Green emission from trivalent cerium doped LaAlO3/MgO nano-composite for photonic and latent finger printing applications

Abstract

A series of Ce³⁺ doped La_1−xCe_xAlO₃/MgO (x = 0, 0.7, 0.9, 1.0 and 2.0 mol%) nano-composites have successfully been synthesized employing the Pechini sol–gel method. XRD profiles assisted with Rietveld refinement results manifested the rhombohedral/face-centered structures of the two phases of the generated composite. Thermogravimetric results corroborate the crystallization temperature of the compound to be 900 °C, that further remains stable up to 1200 °C. Materials have been found to be wide band gap semi-conductors having E_g in the range of 5.5–5.8 eV. Photoluminescence studies reveal their green emission under UV excitation of 272 nm. Application of Dexter's theory and Burshtein model to PL and TRPL profiles, respectively reveals the q–q multipole interlinkages to be the viable cause of concentration quenching beyond optimum concentration of 0.9 mol%. Shifting of the energy transfer route from cross-relaxation to migration assisted mechanism with Ce³⁺ concentration has also been investigated.
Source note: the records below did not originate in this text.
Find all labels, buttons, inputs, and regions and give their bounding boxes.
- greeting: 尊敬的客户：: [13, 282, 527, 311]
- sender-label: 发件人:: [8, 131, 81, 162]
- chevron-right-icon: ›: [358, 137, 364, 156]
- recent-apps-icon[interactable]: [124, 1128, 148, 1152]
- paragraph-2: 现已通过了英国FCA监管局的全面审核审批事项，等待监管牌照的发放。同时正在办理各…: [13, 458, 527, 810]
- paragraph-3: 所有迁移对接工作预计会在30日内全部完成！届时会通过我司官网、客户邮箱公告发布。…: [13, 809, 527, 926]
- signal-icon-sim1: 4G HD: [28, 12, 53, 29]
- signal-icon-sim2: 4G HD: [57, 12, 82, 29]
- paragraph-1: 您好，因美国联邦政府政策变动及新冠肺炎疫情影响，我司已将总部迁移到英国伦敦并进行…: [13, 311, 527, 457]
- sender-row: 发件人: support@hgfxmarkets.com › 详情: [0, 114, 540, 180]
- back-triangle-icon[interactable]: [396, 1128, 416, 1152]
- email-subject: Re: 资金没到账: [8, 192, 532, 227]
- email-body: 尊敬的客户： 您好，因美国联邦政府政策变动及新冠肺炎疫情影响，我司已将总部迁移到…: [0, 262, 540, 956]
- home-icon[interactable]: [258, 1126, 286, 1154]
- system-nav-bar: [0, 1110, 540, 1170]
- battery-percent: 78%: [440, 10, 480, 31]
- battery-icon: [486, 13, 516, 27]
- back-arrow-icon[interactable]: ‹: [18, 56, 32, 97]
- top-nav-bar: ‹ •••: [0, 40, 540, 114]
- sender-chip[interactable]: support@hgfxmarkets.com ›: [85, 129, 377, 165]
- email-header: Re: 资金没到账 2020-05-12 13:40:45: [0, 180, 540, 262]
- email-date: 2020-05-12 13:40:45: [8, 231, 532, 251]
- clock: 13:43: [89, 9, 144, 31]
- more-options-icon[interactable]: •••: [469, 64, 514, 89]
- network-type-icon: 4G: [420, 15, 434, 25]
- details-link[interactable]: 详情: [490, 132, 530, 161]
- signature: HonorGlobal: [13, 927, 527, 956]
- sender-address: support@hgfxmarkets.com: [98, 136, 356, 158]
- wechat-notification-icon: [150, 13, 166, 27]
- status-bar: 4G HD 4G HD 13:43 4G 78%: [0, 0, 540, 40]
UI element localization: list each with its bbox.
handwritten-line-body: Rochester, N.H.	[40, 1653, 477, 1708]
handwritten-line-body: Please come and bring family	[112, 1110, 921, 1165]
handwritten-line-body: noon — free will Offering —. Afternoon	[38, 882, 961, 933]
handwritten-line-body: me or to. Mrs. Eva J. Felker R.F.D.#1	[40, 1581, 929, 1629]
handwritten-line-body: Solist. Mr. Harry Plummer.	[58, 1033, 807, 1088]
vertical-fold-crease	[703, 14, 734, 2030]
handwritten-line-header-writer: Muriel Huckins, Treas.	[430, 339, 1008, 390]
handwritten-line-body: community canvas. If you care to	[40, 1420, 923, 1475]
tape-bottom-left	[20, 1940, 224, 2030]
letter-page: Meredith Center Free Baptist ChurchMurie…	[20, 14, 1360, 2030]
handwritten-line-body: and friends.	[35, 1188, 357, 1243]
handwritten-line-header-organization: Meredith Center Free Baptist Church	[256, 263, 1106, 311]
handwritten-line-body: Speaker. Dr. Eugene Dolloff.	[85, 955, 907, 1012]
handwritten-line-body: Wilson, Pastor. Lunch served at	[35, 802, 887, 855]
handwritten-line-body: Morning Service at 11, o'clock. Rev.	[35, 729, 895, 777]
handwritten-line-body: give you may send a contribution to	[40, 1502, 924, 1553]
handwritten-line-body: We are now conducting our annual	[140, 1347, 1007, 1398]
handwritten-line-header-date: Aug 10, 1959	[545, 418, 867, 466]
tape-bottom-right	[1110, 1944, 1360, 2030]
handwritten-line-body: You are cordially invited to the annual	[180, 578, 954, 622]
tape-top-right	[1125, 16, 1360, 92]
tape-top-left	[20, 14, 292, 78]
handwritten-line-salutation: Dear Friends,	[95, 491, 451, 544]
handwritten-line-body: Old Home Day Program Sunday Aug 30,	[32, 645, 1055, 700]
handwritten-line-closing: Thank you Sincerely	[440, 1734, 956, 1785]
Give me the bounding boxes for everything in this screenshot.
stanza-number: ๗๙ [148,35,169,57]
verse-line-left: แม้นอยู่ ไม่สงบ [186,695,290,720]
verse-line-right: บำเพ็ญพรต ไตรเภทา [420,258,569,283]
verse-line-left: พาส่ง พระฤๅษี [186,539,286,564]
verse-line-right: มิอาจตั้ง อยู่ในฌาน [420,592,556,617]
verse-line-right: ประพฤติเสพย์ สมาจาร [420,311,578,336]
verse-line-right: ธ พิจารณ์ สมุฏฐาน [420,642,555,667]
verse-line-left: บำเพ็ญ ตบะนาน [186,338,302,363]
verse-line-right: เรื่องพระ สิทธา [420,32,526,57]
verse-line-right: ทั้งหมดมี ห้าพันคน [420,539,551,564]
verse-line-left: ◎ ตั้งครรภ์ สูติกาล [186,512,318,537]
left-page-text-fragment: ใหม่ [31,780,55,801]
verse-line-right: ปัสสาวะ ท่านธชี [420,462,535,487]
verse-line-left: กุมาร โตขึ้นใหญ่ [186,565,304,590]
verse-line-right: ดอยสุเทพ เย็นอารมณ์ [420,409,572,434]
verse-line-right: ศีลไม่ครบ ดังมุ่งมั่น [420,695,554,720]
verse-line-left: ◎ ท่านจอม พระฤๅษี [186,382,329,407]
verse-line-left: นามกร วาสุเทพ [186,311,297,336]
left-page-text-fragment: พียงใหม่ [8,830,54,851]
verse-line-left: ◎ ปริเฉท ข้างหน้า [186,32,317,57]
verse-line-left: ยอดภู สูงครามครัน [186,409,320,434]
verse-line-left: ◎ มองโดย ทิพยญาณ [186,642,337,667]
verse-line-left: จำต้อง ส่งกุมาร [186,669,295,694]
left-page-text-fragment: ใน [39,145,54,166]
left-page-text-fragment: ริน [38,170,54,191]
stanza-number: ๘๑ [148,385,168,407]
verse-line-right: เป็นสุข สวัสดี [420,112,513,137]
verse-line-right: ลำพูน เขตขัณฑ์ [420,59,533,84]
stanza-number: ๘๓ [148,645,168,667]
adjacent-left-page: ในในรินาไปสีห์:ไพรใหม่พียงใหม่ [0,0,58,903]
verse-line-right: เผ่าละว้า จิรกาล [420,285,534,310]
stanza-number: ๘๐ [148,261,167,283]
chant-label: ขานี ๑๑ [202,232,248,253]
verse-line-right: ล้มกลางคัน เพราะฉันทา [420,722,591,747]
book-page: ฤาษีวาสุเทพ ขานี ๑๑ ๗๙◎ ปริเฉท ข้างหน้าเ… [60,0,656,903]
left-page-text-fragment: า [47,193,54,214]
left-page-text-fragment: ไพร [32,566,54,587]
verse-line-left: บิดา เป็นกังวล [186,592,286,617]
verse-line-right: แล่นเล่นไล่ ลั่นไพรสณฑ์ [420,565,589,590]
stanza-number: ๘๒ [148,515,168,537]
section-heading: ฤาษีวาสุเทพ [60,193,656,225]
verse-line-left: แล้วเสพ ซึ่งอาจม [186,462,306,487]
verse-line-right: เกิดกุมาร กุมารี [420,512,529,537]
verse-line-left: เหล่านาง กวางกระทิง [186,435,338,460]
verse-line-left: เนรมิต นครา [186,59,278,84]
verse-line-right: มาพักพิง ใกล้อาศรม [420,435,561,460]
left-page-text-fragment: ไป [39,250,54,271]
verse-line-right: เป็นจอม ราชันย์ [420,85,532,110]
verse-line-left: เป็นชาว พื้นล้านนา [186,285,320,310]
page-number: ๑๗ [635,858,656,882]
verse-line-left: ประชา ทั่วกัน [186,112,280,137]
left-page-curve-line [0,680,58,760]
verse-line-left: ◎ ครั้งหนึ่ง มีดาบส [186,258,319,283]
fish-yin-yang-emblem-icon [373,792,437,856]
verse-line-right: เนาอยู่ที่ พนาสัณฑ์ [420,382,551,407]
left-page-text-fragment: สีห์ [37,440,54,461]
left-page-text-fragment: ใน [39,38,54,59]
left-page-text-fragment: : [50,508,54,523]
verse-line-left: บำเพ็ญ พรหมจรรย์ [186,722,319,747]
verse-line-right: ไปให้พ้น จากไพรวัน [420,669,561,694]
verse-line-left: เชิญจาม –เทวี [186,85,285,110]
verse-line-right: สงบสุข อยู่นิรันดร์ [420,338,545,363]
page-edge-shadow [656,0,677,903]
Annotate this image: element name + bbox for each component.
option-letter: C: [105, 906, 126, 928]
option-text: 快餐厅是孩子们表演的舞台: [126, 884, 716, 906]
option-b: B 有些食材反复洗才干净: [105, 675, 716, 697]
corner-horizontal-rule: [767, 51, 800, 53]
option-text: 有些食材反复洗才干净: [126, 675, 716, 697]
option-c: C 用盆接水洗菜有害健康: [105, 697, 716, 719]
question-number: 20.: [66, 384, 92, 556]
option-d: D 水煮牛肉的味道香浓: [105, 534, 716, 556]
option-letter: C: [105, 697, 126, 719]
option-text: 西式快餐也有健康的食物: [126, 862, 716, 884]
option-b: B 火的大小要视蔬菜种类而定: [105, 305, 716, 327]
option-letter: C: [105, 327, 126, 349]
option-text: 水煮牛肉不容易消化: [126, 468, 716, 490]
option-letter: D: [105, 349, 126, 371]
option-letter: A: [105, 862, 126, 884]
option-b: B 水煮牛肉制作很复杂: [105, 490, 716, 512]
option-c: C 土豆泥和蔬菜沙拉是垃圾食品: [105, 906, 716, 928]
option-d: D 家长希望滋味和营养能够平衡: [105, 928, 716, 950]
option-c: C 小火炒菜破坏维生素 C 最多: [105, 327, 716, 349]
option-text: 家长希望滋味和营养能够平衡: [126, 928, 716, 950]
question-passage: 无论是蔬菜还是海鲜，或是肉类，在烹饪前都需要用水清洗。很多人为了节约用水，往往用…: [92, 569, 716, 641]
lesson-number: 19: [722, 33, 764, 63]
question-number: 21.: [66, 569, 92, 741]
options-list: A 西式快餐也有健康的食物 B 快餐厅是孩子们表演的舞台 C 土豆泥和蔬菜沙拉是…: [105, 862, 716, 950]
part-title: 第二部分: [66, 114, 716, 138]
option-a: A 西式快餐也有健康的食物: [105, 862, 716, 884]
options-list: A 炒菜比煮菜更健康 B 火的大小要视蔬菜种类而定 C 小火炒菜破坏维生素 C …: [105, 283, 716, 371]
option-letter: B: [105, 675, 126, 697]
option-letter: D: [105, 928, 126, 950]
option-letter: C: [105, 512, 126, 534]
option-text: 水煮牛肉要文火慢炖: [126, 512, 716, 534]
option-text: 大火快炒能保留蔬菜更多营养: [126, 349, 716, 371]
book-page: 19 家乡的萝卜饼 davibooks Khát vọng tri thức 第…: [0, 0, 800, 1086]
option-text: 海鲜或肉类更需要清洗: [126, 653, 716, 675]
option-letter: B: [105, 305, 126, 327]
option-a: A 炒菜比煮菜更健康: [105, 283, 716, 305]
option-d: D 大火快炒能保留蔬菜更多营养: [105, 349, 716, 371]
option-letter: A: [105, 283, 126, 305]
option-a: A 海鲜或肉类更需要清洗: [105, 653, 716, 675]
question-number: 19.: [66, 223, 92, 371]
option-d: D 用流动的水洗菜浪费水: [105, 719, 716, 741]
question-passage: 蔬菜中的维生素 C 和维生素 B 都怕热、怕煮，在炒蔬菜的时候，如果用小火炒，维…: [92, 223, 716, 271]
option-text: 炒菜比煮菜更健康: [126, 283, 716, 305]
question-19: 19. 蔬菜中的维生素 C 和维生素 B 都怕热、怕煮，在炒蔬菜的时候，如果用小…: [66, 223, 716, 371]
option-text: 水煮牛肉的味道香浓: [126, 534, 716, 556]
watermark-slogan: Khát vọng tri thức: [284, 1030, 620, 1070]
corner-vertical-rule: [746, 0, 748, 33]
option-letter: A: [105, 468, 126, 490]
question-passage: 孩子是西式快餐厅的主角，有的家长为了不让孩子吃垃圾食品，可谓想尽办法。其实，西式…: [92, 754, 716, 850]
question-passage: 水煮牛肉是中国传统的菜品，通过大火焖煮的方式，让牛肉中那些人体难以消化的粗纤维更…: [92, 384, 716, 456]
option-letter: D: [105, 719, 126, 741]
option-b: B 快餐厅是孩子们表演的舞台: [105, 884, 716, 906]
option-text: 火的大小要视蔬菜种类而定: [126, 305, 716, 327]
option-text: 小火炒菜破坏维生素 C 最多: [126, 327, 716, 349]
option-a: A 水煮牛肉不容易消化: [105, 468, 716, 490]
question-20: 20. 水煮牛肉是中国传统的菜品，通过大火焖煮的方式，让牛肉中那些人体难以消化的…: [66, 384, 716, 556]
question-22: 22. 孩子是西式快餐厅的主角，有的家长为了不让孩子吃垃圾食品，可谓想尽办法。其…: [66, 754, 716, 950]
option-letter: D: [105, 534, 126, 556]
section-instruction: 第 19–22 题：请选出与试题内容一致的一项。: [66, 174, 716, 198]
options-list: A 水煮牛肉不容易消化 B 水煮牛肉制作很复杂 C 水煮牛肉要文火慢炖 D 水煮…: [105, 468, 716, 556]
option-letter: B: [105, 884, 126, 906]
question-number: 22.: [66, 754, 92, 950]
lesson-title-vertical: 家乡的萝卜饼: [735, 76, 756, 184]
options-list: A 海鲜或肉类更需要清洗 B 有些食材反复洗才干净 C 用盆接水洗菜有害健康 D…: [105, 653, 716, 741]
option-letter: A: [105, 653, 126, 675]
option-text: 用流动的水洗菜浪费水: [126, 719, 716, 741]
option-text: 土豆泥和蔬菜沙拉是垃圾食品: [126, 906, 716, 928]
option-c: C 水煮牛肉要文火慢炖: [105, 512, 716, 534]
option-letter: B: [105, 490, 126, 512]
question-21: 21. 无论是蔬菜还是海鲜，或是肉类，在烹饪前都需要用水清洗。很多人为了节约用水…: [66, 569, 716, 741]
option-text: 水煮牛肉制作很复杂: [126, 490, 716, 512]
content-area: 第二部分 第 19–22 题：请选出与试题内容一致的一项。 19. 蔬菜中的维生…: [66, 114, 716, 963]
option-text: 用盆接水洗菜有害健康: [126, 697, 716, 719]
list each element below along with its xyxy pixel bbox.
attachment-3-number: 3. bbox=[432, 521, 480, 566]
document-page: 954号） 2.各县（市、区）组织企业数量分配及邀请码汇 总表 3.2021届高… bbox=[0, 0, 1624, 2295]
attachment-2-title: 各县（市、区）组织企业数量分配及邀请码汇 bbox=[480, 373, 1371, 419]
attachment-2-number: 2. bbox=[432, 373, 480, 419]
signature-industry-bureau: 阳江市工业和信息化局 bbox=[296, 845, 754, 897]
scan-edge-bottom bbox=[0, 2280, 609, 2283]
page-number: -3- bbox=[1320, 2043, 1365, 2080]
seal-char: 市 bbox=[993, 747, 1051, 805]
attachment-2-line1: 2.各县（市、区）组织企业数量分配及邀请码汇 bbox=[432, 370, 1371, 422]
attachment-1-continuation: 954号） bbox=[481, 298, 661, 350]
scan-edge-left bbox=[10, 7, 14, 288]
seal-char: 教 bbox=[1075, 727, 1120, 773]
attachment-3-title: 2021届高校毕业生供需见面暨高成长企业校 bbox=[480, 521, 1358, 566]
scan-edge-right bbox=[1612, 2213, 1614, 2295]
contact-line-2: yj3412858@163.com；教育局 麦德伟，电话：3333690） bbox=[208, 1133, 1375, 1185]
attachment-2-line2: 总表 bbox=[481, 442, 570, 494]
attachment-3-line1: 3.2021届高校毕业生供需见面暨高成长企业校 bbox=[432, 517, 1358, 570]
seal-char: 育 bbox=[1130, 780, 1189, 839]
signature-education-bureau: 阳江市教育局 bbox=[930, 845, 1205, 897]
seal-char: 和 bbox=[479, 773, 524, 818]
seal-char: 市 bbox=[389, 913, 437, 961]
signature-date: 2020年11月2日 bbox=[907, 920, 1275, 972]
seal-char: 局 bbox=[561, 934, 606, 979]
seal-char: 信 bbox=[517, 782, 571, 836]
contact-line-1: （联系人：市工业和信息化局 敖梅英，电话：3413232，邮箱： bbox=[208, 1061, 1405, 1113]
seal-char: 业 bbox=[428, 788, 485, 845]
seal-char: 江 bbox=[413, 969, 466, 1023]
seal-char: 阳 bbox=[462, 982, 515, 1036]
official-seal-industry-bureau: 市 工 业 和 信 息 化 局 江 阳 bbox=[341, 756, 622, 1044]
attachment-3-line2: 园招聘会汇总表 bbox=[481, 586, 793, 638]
Other luminescence based parameters such as energy transfer probabilities, efficiencies, CIE and CCT have also been found to be in an admirable range. From the aforesaid results, it was observed that the optimized nano-composite (i.e. La_1−xCe_xAlO₃/MgO (x = 0.9 mol%)) can also be utilized for latent finger-printing (LFP) application that evinces its versatility for photonic as well as imaging applications.